Nemmeno lui doveva più andare in natura a cercare il cibo. Il supermercato e i negozi erano tutti sotto casa, i soldi li aveva e le offerte erano molte. Aveva anche un orto. E allora perché?
Credo che le motivazioni in campo potessero essere più di una.
Forse questo lo faceva sentire libero. Libero di non dover dipendere dai supermercati, anche solo in linea teorica!
Forse perché sapeva che le piante selvatiche a differenza delle selezioni coltivate sono più forti e di conseguenza più ricche di proprietà.
Forse semplicemente perché stare a contatto con la natura rallegrava il suo corpo e il suo spirito?
O forse semplicemente perché saper aspettare e cercare era una parte divertente del gioco. Avere sempre disponibilità di qualcosa non lo rende di certo prezioso, giusto?
Purtroppo oggi non posso più chiederglielo ma sono sicura che anche per lui la pratica della raccolta selvatica era qualcosa di più profondo.
Ogni seme trova il momento giusto per germogliare
Queste sensazioni si sono svelate anche dentro di me, durante il primo lockdown del 2020, quando causa pandemia Covid19 siamo stati costretti a ridurre i nostri spostamenti.
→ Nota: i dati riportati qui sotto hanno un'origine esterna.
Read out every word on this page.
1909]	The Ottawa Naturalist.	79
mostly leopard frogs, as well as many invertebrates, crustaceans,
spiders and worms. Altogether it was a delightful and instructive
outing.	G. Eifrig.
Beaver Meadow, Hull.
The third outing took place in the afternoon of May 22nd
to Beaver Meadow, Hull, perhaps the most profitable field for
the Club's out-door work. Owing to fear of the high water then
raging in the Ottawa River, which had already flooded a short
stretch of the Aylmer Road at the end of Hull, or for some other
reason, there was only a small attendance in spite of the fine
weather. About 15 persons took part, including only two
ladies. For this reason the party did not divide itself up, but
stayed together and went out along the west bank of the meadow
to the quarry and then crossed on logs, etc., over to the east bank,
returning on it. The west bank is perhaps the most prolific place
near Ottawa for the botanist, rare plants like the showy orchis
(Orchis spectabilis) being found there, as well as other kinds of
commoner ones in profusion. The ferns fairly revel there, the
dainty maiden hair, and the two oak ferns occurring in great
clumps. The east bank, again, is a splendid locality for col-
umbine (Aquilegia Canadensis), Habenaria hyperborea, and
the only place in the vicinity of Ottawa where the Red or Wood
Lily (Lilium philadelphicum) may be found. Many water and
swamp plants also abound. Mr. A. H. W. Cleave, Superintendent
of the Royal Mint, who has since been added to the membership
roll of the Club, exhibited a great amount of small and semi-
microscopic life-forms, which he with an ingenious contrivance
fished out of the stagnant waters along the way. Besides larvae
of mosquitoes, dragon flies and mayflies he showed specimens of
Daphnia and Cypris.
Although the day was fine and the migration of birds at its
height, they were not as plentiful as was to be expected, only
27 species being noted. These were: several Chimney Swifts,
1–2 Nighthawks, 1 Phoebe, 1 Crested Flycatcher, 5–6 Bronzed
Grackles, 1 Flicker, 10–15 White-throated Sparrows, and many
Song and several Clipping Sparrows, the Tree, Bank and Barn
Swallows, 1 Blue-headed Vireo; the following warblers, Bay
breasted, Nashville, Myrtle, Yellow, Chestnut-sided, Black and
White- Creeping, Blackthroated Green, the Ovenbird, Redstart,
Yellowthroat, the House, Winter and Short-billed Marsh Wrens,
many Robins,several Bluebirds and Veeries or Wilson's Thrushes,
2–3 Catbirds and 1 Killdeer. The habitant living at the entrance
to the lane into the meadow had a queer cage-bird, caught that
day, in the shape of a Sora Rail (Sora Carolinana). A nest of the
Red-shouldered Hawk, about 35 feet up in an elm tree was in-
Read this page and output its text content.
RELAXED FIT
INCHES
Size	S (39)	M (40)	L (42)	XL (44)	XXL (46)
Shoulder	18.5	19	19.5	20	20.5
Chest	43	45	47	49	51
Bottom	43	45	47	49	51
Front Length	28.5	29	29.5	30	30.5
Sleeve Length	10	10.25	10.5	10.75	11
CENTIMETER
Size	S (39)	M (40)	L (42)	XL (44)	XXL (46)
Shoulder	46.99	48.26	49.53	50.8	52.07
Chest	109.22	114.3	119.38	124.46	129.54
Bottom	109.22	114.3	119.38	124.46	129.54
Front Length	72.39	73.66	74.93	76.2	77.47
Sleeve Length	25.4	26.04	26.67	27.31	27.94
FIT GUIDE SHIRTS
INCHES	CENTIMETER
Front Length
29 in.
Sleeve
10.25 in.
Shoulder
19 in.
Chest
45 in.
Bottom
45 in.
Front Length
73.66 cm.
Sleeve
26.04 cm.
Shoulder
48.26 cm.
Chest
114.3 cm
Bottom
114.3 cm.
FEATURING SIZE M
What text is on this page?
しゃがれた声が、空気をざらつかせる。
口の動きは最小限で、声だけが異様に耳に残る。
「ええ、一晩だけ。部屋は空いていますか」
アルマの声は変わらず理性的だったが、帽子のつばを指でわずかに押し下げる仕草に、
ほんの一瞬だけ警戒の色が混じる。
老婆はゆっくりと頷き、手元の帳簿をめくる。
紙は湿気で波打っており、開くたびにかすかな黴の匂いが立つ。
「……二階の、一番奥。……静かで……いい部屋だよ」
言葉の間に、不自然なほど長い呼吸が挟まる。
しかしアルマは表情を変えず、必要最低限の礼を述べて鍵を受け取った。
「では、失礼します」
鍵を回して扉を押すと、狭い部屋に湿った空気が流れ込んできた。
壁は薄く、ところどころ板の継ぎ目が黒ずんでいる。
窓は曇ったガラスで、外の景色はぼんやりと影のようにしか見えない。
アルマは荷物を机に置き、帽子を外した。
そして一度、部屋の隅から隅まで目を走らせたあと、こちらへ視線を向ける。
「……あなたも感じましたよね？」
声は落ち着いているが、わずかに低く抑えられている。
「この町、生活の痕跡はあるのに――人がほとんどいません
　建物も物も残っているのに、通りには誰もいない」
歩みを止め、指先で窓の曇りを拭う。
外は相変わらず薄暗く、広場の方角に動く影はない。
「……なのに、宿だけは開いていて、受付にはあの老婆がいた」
Ciò che si poteva fare era uscire a piedi da soli, senza spostarsi troppo da casa.
Ed era primavera. E che ne sapeva la primavera del Coronavirus? Assolutamente nulla! Quello era un momento drammatico solo per noi umani.
I notiziari mostravano gli scaffali dei supermercati presi d’assalto e ci raccontavano dei gravi risvolti economici che la pandemia stava procurando a livello mondiale. Intanto fuori casa fiorivano i prati, si svegliavano i boschi con le prime profumatissime foglioline di aglio orsino (Allium ursinum) e c’era cosi tanta bellezza in un momento buio come quello che stavamo attraversando. Era davvero un gran sollievo!
Passeggiata dopo passeggiata nasceva dentro di me il desiderio di osservare con attenzione e di conoscere questo meraviglioso universo vivente che vibra intono a noi. Il seme del raccoglitore piantato più di 30 anni fa dal nonno stava germogliando!
E così iniziai a studiare e a seguire corsi e laboratori per approfondire il meraviglioso mondo della botanica e dell’etnobotanica.
Iniziai a sperimentare la cucina selvatica e l’autoproduzione e questo mi dava e continua a darmi grande soddisfazione.
Preservare la biodiversità
Imparai che quei germogli che mio nonno raccoglieva (barba di becco – Aruncus dioicus) sono si commestibili ma che nelle regioni di Lombardia e Friuli, per via delle raccolte indiscriminate del passato, la pianta è protetta e la raccolta è vietata.
Capii che era fondamentale sviluppare una coscienza ecologica improntata ad un consapevole rispetto della natura, degli ambienti, della biodiversità e degli ecosistemi.
E cosi è nato Ritorno al bosco. È nato dal desiderio di divulgare maggior rispetto e consapevolezza verso la natura e tramandare gli usi delle erbe e delle piante commestibili e officinali che vivono intorno a noi.